Consequently, this form of analytics is underpinning everything from traditional sentiment analysis to natural language search and speech recognition. It’s no longer just a means of applying knowledge management but also a way of creating action to effect strategic advantage in any number of domains.
Specific modifications to how text analytics is used throughout the enterprise include the following:
♦ Data structure: Text is no longer solely relegated to the murky uncertainties of unstructured or even semi-structured data but can regularly be converted into structured data that’s easily computable.
♦ Advanced machine learning: Several machine learning approaches pertaining to word embeddings and what Slater Victoroff, CTO of Indico Data, termed “modern AI techniques like representation learning and manifold layout” reduce the number of examples models need to learn while also expanding their enterprise utility for NLP.

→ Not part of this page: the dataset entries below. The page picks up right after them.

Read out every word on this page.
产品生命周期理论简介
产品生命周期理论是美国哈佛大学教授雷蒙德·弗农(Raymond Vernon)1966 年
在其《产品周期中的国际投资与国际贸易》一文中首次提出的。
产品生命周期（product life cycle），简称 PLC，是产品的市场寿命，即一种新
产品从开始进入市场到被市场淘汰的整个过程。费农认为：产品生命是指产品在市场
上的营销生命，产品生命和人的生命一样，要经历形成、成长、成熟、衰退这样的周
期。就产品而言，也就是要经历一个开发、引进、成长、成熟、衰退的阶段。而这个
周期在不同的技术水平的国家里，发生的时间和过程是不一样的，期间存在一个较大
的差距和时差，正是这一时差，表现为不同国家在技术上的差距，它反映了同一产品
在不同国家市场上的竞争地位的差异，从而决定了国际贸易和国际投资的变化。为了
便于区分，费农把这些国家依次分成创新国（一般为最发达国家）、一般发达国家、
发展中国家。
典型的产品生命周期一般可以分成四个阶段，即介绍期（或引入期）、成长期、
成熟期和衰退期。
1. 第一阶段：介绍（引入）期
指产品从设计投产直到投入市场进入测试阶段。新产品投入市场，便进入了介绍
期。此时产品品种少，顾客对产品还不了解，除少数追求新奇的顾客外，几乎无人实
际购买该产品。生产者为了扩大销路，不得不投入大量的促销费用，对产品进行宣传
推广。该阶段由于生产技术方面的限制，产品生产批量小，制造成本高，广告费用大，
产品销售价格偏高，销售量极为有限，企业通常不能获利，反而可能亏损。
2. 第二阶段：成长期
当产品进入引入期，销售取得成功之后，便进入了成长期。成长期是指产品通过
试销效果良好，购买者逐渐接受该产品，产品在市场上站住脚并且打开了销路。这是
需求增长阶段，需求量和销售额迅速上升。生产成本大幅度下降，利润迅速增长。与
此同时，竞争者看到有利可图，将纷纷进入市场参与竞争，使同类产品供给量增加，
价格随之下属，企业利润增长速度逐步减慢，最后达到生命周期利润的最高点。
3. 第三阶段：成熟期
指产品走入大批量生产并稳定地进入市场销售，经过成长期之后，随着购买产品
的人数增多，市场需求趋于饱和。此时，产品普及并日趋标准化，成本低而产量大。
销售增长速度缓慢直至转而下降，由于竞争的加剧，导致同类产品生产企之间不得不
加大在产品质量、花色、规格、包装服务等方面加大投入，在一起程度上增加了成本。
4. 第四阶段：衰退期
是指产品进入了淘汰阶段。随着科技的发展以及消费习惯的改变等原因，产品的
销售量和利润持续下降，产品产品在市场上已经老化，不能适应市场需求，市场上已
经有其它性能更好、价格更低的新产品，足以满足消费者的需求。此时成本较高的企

♦ Taxonomies: As one of the mainstays of symbolic reasoning, taxonomies containing enterprise knowledge are increasingly coupled with machine learning processes in a calculated confluence of traditional and modern NLP approaches for more accessible text analytics.
♦ Speech recognition: Text analytics is rapidly expanding to encompass analysis of spoken conversations with far-reaching implications for customers, product development, marketing opportunities, and sales.

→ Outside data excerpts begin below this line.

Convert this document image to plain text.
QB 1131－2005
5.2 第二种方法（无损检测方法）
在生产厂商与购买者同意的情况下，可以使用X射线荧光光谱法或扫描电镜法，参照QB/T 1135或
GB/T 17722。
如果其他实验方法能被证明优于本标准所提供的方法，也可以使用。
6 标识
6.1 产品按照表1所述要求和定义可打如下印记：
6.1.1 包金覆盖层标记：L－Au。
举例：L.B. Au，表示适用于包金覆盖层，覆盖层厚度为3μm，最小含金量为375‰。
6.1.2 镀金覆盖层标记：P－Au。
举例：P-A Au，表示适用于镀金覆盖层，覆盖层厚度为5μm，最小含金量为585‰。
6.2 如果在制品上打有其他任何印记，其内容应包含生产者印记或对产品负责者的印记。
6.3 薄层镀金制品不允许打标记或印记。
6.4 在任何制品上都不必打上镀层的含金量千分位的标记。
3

The impact of these changes to text analytics is twofold. First, they collectively produce a comprehensive transformation so that text analytics is more accessible to a broader scope of users than was previously possible. Moreover, they are credited with normalizing text analytics so firms can routinely exploit one of the most valued sources of enterprise knowledge for strategic advantage.

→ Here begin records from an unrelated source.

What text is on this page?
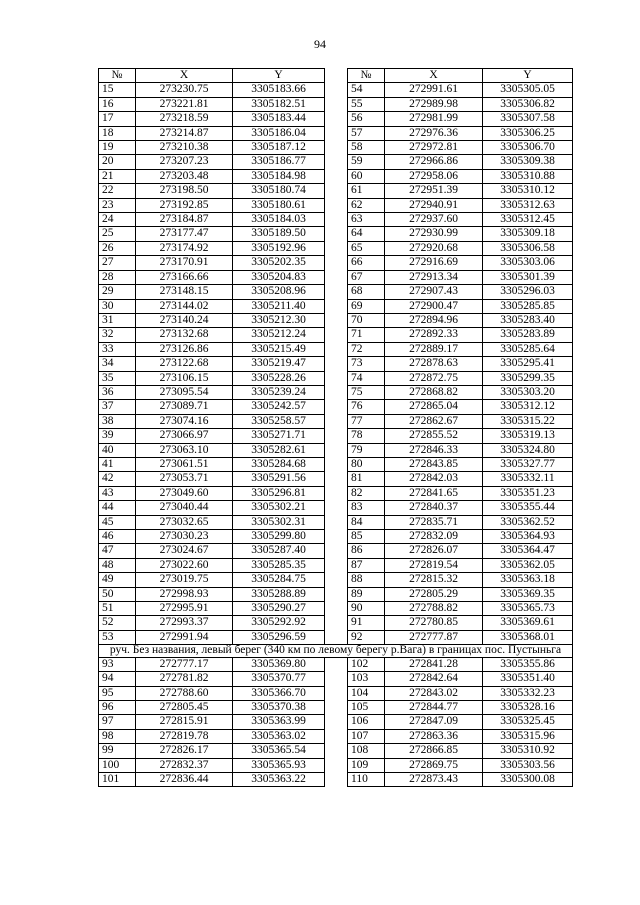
94
№	X	Y		№	X	Y
15	273230.75	3305183.66		54	272991.61	3305305.05
16	273221.81	3305182.51		55	272989.98	3305306.82
17	273218.59	3305183.44		56	272981.99	3305307.58
18	273214.87	3305186.04		57	272976.36	3305306.25
19	273210.38	3305187.12		58	272972.81	3305306.70
20	273207.23	3305186.77		59	272966.86	3305309.38
21	273203.48	3305184.98		60	272958.06	3305310.88
22	273198.50	3305180.74		61	272951.39	3305310.12
23	273192.85	3305180.61		62	272940.91	3305312.63
24	273184.87	3305184.03		63	272937.60	3305312.45
25	273177.47	3305189.50		64	272930.99	3305309.18
26	273174.92	3305192.96		65	272920.68	3305306.58
27	273170.91	3305202.35		66	272916.69	3305303.06
28	273166.66	3305204.83		67	272913.34	3305301.39
29	273148.15	3305208.96		68	272907.43	3305296.03
30	273144.02	3305211.40		69	272900.47	3305285.85
31	273140.24	3305212.30		70	272894.96	3305283.40
32	273132.68	3305212.24		71	272892.33	3305283.89
33	273126.86	3305215.49		72	272889.17	3305285.64
34	273122.68	3305219.47		73	272878.63	3305295.41
35	273106.15	3305228.26		74	272872.75	3305299.35
36	273095.54	3305239.24		75	272868.82	3305303.20
37	273089.71	3305242.57		76	272865.04	3305312.12
38	273074.16	3305258.57		77	272862.67	3305315.22
39	273066.97	3305271.71		78	272855.52	3305319.13
40	273063.10	3305282.61		79	272846.33	3305324.80
41	273061.51	3305284.68		80	272843.85	3305327.77
42	273053.71	3305291.56		81	272842.03	3305332.11
43	273049.60	3305296.81		82	272841.65	3305351.23
44	273040.44	3305302.21		83	272840.37	3305355.44
45	273032.65	3305302.31		84	272835.71	3305362.52
46	273030.23	3305299.80		85	272832.09	3305364.93
47	273024.67	3305287.40		86	272826.07	3305364.47
48	273022.60	3305285.35		87	272819.54	3305362.05
49	273019.75	3305284.75		88	272815.32	3305363.18
50	272998.93	3305288.89		89	272805.29	3305369.35
51	272995.91	3305290.27		90	272788.82	3305365.73
52	272993.37	3305292.92		91	272780.85	3305369.61
53	272991.94	3305296.59		92	272777.87	3305368.01
руч. Без названия, левый берег (340 км по левому берегу р.Вага) в границах пос. Пустыньга						
93	272777.17	3305369.80		102	272841.28	3305355.86
94	272781.82	3305370.77		103	272842.64	3305351.40
95	272788.60	3305366.70		104	272843.02	3305332.23
96	272805.45	3305370.38		105	272844.77	3305328.16
97	272815.91	3305363.99		106	272847.09	3305325.45
98	272819.78	3305363.02		107	272863.36	3305315.96
99	272826.17	3305365.54		108	272866.85	3305310.92
100	272832.37	3305365.93		109	272869.75	3305303.56
101	272836.44	3305363.22		110	272873.43	3305300.08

According to Marco Varone, CTO of expert.ai, “Language understanding is always the most important step for trying to advance a computer system that’s state of the art and to unlock, for companies, the huge amount of knowledge and actionable information that is available in any kind of linguistic communication, text, document, or message.”
The unstructured issue
Perhaps the biggest barrier to unlocking the knowledge found in text is the fact it’s widely considered to be unstructured data that doesn’t conform to the traditional tabular data representation. According to SAS chief data scientist Wayne Thompson, however, organizations can easily transmute text into structured data by making documents “rows” and the terms in them “columns.” The point is to quantify how often each word appears across each row.
“For example, each article that someone wrote is a row in a table and each column, of which there are many, is a term,” Thompson said. “Like ‘semantic’ would be one column and then there’d be low information words that we would strip out like ‘into’ and ‘be’ and ‘but.’ By totaling the number of times terms appear in the rows of the document, organizations get numerical representations of text that fit into relational models so they can treat text as structured data to jumpstart certain NLP models—and their use cases.”
Classify, extract, and analyze
Regardless of which approach is used, the basics of text analytics remain the time-honored three-step process of what Tom Wilde, CEO of Indico Data, called “classify, extract, and analyze.” These procedures support an overwhelming number of text analytics use cases, from intelligent process automation to conversational AI applications of natural language queries of datasets. By employing NLP to understand the basic grammar and sentence structure of text, organizations can classify documents and specific entities in them, extract them as needed, and analyze them for their downstream application of choice.
“Outside of traditional analytics use cases like voice of customer insights and media analytics, some of the most compelling use cases for this approach are contract analytics and knowledge management,” Victoroff remarked. It’s critical to realize that almost any form of NLP follows the aforementioned three-step process, which might involve what Semantic Web Company CEO Andreas Blumauer characterized as “name entity recognition and concept-based tagging.” What differs is the approach used. Some NLP is predicated on advanced machine learning, while other forms of NLP rely heavily on taxonomies and rules.